John Lee Clark’s latest essay in McSweeney is a masterpiece. I read it not once, not twice, but thrice. There is such a deep chewiness in that piece, much like thick gooey warm chocolate chip cookies. So much deliciousness and comfort on a waning autumn day.
I loved it for three reasons. The way he writes; his words envelop you and carry you into a different world. There’s a sublime sensory quality to his writing. Beyond the poetic qualities of his prose, his essay does two important things.
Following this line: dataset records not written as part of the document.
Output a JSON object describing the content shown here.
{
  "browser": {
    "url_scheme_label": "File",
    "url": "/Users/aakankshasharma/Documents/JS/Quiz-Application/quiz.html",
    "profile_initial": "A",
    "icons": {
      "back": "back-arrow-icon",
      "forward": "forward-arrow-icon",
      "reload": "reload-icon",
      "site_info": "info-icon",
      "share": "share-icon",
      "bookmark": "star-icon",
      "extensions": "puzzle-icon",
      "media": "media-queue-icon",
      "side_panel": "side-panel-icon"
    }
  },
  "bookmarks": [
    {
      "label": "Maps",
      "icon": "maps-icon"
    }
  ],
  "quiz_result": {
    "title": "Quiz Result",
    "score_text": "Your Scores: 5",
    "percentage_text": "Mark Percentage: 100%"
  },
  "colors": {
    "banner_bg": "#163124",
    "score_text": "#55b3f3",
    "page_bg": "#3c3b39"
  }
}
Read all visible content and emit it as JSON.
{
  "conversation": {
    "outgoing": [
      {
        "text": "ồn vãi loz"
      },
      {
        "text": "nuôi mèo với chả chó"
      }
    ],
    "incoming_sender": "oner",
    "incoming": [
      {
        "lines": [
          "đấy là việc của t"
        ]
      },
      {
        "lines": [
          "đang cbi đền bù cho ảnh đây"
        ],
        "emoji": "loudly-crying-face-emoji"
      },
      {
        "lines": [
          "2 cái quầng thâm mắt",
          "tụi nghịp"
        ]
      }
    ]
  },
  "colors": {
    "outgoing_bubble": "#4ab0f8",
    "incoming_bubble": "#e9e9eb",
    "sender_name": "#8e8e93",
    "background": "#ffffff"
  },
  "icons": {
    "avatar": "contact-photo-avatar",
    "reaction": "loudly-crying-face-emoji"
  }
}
It demands an accounting of what we mean by good access practices. I also appreciate when something I read nudges me to think about or do things differently. This essay, it’s as if JLC himself sat next to me and elbowed me in the ribs. Oof.
I’m suddenly thinking about those visual descriptions I’ve done on video in zoom meetings in the age of Covid-19. Doing those visual descriptions suddenly feels so performative. Who are we really doing this for? What do we assume when we describe ourselves on camera?
Perhaps I should begin by describing myself textually. You might find my hands smooth, small, fleshy, and short fingered with no edges, nails cut to the quick.
The essay asks us to think about what we’ve learned about access and best access practices. Who did we learn about those practices from? Perhaps most important is: what do we need to unlearn?
“Access, then, is akin to nonreciprocal assimilation, with its two possible outcomes: death by fitting in or death by failing to fit in.”
Clark describes exactly what I hope for sign language interpreters to become. Access accomplices. Access accomplices rather than tools of the system that imagines interpreters to be neutral apolitical conduits of language from-modality-to-different-modality. Access accomplices is something that lies beyond the notion of the Ally Interpreter.
Interpreters, interpreter educators, and all involved in access work, go marinate in Clark’s essay. What might you do to transform your teaching and access practices?